SEED TO DUST: A GARDENER’S STORY
by Marc Hamer (Harvill Secker £14.99, 416pp)
For more than two decades, Marc Hamer has tended a garden that he doesn’t own. Now he has published what feels more or less like his private gardening journal, in sections with titles such as Pruning Roses, Swifts Arrive and Solstice.
But this is no how-to guide — unless perhaps you classify it as a wholly original, semi-autobiographical book on how to live, how to be calm and content with only a little, in a quietly humming garden.
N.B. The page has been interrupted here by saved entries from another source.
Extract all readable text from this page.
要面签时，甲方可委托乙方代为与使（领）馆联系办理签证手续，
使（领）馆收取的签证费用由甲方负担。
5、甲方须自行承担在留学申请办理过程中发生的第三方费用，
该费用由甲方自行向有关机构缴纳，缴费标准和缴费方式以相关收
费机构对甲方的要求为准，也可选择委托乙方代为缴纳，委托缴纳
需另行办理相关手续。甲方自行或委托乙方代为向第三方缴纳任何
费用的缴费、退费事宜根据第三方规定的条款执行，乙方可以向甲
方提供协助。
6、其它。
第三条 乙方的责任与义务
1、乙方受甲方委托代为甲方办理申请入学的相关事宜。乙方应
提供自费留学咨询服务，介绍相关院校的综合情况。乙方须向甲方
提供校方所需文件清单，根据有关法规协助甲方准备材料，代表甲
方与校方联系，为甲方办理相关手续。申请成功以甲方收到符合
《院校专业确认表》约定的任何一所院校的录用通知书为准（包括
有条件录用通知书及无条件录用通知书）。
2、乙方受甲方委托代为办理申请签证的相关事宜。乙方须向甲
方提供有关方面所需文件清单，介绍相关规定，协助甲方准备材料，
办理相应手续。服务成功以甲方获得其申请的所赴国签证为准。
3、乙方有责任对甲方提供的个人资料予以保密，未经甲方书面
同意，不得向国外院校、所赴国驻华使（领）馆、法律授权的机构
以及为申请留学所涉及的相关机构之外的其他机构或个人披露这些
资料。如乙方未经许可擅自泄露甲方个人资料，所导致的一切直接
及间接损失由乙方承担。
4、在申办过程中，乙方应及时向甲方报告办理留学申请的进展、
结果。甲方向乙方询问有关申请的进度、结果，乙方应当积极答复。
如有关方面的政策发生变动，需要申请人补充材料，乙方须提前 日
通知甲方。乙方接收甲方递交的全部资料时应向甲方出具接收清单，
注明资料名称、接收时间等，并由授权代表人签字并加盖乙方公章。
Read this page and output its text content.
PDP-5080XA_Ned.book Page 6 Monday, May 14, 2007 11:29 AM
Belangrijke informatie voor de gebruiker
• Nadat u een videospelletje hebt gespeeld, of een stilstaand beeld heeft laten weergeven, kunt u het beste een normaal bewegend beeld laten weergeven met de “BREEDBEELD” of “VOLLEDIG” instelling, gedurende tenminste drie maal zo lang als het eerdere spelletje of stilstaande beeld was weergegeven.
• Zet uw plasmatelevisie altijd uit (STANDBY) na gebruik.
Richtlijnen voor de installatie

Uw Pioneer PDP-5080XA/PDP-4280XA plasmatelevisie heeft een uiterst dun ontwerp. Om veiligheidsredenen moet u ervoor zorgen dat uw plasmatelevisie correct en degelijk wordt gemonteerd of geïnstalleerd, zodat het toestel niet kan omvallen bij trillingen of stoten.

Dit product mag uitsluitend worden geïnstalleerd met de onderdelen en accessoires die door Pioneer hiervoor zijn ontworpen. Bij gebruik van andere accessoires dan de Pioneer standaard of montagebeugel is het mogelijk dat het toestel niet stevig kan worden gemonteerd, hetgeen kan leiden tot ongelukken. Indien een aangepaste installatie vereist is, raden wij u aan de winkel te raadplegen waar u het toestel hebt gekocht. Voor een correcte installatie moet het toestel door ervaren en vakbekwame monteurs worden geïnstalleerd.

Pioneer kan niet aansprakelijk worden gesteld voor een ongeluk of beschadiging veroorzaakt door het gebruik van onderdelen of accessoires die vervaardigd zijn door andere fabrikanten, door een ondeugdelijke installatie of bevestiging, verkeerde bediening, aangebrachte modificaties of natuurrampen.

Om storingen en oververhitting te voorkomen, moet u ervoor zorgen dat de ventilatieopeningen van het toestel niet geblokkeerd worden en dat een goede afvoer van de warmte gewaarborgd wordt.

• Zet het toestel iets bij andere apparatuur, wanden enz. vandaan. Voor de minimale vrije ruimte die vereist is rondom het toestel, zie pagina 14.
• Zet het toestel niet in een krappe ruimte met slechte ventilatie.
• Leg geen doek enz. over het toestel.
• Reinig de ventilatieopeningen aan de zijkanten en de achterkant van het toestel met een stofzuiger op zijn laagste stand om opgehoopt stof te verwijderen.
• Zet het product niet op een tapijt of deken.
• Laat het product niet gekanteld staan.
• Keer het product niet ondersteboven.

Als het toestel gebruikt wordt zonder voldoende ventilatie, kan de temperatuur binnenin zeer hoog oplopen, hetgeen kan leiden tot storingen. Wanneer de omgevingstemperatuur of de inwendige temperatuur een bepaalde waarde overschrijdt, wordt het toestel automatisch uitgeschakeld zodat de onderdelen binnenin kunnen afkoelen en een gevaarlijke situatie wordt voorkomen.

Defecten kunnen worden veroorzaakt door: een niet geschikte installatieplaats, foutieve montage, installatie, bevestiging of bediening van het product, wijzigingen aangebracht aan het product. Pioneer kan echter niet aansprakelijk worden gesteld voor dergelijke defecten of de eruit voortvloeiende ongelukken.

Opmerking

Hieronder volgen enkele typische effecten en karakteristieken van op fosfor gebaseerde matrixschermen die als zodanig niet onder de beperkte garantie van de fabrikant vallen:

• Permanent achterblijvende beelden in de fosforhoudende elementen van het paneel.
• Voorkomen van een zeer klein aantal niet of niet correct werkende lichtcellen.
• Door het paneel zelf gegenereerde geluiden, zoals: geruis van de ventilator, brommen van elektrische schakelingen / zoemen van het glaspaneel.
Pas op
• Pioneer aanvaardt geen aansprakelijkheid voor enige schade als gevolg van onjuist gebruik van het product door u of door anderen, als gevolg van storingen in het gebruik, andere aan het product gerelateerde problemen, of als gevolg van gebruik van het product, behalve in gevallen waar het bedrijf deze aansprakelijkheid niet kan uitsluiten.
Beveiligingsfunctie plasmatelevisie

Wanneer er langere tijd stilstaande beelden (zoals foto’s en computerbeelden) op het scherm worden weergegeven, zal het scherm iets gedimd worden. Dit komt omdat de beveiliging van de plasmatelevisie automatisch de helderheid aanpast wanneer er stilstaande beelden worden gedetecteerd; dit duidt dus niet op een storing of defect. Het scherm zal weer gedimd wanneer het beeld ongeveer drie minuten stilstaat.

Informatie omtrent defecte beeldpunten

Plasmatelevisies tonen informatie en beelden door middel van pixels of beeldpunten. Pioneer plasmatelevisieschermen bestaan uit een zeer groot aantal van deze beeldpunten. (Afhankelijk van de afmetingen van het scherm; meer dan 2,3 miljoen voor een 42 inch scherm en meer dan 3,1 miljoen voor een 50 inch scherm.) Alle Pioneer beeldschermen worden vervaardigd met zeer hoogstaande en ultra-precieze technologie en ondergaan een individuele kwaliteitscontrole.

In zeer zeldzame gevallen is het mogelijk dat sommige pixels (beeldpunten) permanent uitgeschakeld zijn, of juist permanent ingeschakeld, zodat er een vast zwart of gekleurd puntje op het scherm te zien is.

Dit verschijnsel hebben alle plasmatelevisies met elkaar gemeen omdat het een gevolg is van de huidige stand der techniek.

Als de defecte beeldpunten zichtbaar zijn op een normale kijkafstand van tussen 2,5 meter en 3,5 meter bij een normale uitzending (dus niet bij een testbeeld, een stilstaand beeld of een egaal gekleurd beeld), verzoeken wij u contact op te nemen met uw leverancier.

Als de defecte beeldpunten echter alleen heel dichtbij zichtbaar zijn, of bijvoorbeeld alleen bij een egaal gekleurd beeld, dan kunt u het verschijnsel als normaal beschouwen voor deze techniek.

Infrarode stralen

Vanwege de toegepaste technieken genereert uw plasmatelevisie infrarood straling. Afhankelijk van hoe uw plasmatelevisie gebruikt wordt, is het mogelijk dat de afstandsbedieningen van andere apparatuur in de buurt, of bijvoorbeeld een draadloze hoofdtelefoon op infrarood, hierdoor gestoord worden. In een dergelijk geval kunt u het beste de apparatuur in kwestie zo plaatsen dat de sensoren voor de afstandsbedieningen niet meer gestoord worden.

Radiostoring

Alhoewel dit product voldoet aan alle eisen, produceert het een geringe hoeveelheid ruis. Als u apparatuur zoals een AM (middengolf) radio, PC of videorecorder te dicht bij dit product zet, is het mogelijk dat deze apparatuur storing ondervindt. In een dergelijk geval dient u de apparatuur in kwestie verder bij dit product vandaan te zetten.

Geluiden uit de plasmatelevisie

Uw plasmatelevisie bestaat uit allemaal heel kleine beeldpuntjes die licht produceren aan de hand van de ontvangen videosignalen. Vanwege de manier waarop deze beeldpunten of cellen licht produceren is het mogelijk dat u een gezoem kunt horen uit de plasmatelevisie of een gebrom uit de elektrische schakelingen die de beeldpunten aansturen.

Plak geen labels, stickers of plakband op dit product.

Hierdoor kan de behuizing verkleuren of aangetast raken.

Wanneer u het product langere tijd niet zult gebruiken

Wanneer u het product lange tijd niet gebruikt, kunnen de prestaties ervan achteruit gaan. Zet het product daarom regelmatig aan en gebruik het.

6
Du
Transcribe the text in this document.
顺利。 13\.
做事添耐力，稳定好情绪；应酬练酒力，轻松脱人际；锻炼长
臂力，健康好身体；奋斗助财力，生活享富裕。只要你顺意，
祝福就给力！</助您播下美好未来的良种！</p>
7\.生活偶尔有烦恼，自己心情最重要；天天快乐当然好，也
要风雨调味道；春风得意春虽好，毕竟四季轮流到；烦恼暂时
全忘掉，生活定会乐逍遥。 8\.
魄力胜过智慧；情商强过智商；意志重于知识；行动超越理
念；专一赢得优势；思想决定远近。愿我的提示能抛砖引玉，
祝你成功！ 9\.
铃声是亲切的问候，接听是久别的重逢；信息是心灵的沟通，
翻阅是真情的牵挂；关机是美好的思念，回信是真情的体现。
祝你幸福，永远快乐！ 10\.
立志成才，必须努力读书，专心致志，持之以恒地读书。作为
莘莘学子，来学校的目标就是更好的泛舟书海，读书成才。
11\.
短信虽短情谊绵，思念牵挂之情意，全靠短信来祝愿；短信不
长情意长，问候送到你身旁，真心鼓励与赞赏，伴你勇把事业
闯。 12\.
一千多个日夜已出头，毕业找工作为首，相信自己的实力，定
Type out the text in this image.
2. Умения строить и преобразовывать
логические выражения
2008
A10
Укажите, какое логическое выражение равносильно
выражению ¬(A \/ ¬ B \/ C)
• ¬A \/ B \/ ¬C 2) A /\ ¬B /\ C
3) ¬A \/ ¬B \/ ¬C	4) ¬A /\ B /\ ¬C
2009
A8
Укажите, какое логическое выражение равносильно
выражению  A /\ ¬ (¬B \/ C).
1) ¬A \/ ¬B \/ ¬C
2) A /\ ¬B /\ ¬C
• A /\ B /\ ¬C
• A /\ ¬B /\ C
And Hamer knows a thing or two about living with little — indeed, living with more or less nothing apart from the ragged clothes he stood up in.
For more than two decades, Marc Hamer (pictured), who knows a thing or two about living with little, has tended a garden that he doesn’t own
Because for two years he was homeless, a young runaway from what he depicts as an excessively hard and unforgiving home environment in the old working-class North, where he was heading for a lifetime in the coalmines, or the steelworks, or in the Army. (Although the old toughness of that resilient, hard-working world seems in lamentably short supply nowadays: in these self-pitying times, perhaps we could do with a bit more of it.)
But for the sensitive young Hamer it seemed a brutal and bullying world, and oppressively conformist as well.
Aesthetes and originals like him were disdained — ‘I was brought up to believe that I was worthless’ — and so he hit the road and became a hobo, a tramp, learning that ‘the homeless are our weeds, our very own wildflowers that grow in the cracks where they are not wanted.’
As he makes clear, this bitterly hard but in some ways oddly rewarding experience shaped his subsequent life, giving him a permanent preference for time over money, a dislike of owning too much stuff, and a resolve to live always in the immediate present, his five senses switched on to full power, noticing with a lyrical intensity the world around him.
It is a semi-autobiographical book on how to live, how to be calm and content with only a little, in a quietly humming garden. Pictured: Bee hive among flowers
He found peace at last as a gardener, but there is as much poetry and philosophy as horticulture here, with quotations from Seneca the Roman Stoic as well as from Vita Sackville-West, the aristocratic garden designer.
Now in his 60s, he and his wife Peggy (whom he loves so much that he married her twice — with a bit of a lacuna in between) always decide on whether to take up some new task with the simple question, ‘Will it be fun?’
If the answer is no, they tend not to do it, unless the reason is money, in which case the follow-up question is: ‘Will it be miserable money or happy money?’ What a great question.
SEED TO DUST: A GARDENER’S STORY by Marc Hamer (Harvill Secker £14.99, 416pp)
Hamer is also an enthusiastic drinker — ‘Last night, I drank vodka, lots of vodka’ — and health concerns be damned. Life is for living. Another day opens with ‘porridge for breakfast and a tot of smoky whisky’.
It must be said that his depictions of nature, of garden life, sometimes tend towards the nebulous, and this is even more true of his enigmatic employer and owner of the garden, whom we only ever know as ‘Miss Cashmere’.
She drives an old green Jaguar, smokes 40 a day and might once have been a spy, reminiscing vaguely at one point about the glamorous parties she used to go to in St Petersburg.
It isn’t specified where he lives and works either, except that it’s in Wales, not far from the Brecon Beacons.
Like a rich and rambling rose, Seed To Dust could have done with a little hard pruning here and there.
At nearly 400 pages, it’s perhaps a third too long. And there are whole paragraphs that are just too subjective and meandering to really give the reader very much joy.
‘I am a creature of the shadows. I like places where the light shades and fades away into many depths, and draws outlines and distorts and replicates shapes, and forms become something other . . .’ and so on and on. Pruning shears, please!
Still, it’s also an invaluably original view of one man in his garden, or at least Miss Cashmere’s garden, noticing the tiny things that the busy world ignores, as did Thomas Hardy, who famously portrayed himself in a poem as ‘a man who used to notice such things’: the little things, the tiny unremarked pleasures and beauties of the workaday world around us.
In spring, Hamer sees the cherry blossom, ‘the gutters and street drains run with rivers of floating petals, a regatta that clogs and blocks the gratings . . . great dams of soggy blossom . . . a sticky unmelting snow of petals . . .’ For him, even the gutters can contain a kind of poetry.
In the end, he has no religion or philosophy, feels no national identity, knows no great answers, having only a creed of ‘Be kind to yourself, be kind to others’.
Because ‘the world of rivers and rocks and waving grass is far older and wiser and enduring’ than any of us.